OIDC ID Token Decoder

Decode an OpenID Connect ID token and pretty-print its claims.

Open tool

Overview

The OIDC ID token decoder takes an OpenID Connect ID token and pretty-prints its header, payload, and signature. It surfaces standard claims (iss, aud, sub, nonce, exp, iat, auth_time, azp) plus any custom claims your identity provider added, with timestamps rendered in ISO-8601 alongside the raw epoch numbers.

It is built for identity engineers integrating with Auth0, Okta, Azure AD, Cognito, or Keycloak; QA engineers debugging "why is my user not authorised"; and security reviewers checking that audience and issuer values match what the spec requires. An OIDC ID token decoder beats hand-base64-decoding three segments every time you need to look at a token.

How it works

An OpenID Connect ID token is a signed JWT (RFC 7519) issued by an identity provider after a successful authentication flow. The OIDC Core 1.0 spec requires specific claims: iss (issuer URL), sub (subject — the stable user ID), aud (audience — your client ID), exp (expiry), iat (issued at), and nonce when a nonce was sent in the auth request. The token has three base64url segments joined with dots; the tool splits them, decodes the JSON, looks up algorithm and kid in the header, and resolves common Unix-time fields into human-readable timestamps. Signature verification is informational — the tool does not fetch JWKS — but the algorithm, key ID, and signature bytes are surfaced for cross-checking.

Examples

Token:  eyJhbGciOiJSUzI1NiIsImtpZCI6IjEifQ.eyJpc3MiOiJodHRwczovL2lzc3Vlci5leGFtcGxlIiwic3ViIjoiNDIiLCJhdWQiOiJjbGllbnQtaWQiLCJleHAiOjE3MTcwMDAwMDAsImlhdCI6MTcxNjk5NjQwMH0.<sig>
Header:
  alg: RS256
  kid: 1
Payload:
  iss: https://issuer.example
  sub: 42
  aud: client-id
  exp: 1717000000 (2024-05-29 18:13:20 UTC)
  iat: 1716996400 (2024-05-29 17:13:20 UTC)
Token:  ...with nonce, auth_time, email_verified claims
Output: full claim set + alignment notes (e.g. exp in the past = expired)
Token:  malformed (only two segments)
Output: "Not a valid JWT — expected 3 dot-separated segments"

FAQ

Does this verify the token's signature?

No. Signature verification requires the issuer's JWKS, which means an outbound network call to /.well-known/openid-configuration. This tool decodes locally; pair it with a JWKS-fetching tool when you need real verification.

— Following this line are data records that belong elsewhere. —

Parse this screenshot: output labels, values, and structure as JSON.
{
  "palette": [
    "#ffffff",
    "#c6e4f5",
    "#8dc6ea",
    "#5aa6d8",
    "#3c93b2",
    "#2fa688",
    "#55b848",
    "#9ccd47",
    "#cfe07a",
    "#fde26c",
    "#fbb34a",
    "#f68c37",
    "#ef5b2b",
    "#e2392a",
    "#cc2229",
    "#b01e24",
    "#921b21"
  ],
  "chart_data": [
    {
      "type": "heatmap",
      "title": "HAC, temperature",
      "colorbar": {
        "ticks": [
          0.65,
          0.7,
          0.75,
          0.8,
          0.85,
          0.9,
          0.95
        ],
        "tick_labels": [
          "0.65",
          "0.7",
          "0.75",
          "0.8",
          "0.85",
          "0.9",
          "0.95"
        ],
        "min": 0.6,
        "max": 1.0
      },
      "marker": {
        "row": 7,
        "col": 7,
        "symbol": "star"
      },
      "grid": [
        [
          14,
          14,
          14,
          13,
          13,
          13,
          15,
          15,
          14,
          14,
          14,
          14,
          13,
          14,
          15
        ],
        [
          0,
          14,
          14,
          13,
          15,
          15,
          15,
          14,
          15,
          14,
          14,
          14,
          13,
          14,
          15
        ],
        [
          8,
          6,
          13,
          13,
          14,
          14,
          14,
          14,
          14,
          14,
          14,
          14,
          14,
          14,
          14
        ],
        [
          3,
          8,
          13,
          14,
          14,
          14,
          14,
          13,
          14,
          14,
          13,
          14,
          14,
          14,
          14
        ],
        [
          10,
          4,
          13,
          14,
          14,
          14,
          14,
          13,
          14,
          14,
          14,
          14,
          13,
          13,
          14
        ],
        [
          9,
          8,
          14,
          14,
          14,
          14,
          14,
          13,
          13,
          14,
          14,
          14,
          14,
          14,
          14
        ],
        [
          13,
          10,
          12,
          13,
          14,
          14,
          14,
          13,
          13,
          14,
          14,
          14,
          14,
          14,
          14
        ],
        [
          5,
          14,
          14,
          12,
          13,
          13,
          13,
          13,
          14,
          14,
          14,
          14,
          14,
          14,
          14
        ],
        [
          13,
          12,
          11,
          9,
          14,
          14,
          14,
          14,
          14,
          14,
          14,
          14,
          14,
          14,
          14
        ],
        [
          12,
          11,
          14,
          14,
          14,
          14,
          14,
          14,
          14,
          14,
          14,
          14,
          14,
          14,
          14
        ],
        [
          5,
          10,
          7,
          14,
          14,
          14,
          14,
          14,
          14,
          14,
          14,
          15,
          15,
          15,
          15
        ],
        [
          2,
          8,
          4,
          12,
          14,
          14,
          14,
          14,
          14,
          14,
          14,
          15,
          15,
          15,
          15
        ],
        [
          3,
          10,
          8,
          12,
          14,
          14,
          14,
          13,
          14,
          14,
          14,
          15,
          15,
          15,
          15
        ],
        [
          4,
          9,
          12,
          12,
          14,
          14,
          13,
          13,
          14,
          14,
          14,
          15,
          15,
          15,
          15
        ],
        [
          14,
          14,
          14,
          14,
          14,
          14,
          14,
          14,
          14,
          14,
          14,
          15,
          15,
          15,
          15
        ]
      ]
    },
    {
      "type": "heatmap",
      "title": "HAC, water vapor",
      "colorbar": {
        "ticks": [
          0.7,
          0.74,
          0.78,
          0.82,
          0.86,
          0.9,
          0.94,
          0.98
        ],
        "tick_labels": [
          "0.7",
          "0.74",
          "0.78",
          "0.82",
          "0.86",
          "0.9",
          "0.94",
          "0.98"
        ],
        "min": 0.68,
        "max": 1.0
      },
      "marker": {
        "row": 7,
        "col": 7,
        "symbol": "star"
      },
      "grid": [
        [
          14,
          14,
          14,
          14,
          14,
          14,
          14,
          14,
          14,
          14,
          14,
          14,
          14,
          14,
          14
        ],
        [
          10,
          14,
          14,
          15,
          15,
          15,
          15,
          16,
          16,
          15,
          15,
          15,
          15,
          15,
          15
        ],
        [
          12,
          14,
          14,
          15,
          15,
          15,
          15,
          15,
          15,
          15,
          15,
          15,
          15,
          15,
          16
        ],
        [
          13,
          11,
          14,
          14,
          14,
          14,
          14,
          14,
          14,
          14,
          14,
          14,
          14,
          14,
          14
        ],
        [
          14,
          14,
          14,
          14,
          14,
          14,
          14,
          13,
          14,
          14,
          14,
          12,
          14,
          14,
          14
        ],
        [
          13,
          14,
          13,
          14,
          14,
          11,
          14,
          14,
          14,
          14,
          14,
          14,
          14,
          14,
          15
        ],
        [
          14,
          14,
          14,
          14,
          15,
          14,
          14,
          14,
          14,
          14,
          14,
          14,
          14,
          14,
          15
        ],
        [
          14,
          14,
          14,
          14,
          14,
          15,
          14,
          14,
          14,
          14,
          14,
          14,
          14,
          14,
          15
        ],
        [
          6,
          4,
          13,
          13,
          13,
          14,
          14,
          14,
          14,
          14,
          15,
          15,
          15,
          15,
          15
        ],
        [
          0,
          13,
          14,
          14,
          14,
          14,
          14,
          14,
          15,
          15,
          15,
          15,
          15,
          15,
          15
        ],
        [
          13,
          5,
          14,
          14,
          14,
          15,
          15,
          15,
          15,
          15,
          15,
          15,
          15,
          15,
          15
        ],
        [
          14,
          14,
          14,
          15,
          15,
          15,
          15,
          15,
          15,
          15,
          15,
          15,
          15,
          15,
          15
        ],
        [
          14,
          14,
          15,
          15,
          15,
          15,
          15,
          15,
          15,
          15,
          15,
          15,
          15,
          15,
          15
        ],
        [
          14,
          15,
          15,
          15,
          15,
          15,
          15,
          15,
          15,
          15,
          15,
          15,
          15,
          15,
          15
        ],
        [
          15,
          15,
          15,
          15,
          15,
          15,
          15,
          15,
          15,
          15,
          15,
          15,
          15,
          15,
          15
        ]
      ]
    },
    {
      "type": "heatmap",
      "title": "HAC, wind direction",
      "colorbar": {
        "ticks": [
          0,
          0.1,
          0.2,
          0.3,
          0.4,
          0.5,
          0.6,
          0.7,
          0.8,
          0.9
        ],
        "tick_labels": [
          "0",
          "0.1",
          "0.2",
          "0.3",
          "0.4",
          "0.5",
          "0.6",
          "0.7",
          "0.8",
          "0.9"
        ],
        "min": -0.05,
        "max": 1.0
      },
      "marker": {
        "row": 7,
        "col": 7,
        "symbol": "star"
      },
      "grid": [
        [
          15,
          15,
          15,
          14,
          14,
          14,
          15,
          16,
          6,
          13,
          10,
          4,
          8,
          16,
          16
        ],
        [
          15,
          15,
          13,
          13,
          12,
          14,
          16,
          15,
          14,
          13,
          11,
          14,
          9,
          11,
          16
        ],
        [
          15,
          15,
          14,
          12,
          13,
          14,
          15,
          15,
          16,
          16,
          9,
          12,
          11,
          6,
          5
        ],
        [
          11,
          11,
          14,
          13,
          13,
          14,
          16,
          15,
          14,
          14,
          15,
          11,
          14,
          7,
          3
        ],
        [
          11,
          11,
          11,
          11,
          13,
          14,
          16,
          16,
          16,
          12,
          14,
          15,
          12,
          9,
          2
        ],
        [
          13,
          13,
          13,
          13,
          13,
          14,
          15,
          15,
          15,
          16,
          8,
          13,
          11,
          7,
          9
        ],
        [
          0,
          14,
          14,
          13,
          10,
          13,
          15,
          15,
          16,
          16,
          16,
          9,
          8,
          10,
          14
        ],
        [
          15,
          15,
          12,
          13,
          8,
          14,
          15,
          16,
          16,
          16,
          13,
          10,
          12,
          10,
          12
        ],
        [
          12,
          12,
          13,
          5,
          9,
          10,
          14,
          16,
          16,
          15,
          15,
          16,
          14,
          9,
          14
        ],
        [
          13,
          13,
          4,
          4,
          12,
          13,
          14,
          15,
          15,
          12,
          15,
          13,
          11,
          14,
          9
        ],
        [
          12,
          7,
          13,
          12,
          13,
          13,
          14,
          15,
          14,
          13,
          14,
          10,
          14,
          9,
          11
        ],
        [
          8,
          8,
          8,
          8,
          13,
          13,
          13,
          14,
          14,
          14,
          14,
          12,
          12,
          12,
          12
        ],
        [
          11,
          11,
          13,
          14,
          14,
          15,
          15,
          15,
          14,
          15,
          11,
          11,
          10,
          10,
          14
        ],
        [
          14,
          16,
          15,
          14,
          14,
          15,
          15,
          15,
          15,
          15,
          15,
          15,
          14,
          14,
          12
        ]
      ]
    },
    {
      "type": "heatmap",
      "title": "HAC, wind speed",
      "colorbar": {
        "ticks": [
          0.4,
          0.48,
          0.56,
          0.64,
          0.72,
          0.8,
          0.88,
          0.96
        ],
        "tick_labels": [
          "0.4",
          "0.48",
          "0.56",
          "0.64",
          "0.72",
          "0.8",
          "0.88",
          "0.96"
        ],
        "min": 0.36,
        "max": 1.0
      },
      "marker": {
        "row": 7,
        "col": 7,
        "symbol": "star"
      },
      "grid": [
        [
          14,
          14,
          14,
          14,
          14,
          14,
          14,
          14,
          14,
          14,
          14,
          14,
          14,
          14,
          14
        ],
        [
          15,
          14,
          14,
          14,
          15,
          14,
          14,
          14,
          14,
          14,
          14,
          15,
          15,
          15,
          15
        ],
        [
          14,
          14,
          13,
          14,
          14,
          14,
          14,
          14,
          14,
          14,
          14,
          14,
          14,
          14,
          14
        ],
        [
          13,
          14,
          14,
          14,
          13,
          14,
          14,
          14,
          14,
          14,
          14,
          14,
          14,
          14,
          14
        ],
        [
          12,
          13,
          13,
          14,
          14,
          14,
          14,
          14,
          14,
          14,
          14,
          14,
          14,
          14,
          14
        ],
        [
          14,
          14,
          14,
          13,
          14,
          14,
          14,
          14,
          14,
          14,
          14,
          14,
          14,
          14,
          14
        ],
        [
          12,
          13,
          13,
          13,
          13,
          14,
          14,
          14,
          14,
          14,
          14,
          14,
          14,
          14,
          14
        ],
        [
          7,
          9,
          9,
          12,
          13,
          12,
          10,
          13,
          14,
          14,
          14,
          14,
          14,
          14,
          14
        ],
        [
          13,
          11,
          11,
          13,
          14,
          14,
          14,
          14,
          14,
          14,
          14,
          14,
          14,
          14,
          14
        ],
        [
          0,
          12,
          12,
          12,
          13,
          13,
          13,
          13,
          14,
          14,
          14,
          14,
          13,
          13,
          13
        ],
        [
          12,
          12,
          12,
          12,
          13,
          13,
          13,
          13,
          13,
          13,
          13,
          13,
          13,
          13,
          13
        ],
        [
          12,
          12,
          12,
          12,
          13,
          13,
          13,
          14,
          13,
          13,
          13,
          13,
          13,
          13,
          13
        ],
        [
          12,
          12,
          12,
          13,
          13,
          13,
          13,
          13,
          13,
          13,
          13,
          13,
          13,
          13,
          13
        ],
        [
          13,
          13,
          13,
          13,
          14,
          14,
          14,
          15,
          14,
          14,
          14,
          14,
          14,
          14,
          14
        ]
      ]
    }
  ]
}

Why are some iss values URLs and others not?

OIDC requires iss to be a case-sensitive URL. If you see a non-URL value, the issuer is not OIDC-conformant — it might be a plain OAuth 2.0 JWT or a custom token.

What is azp?

The "authorized party" claim — present when the audience and the client requesting the token differ. Most flows leave it absent.

Should I trust claims without verification?

Never in code. For debugging, decoded claims are fine; for any authorisation decision, fetch the JWKS, verify the signature with the right key (matched by kid), and check iss, aud, and exp before trusting anything else.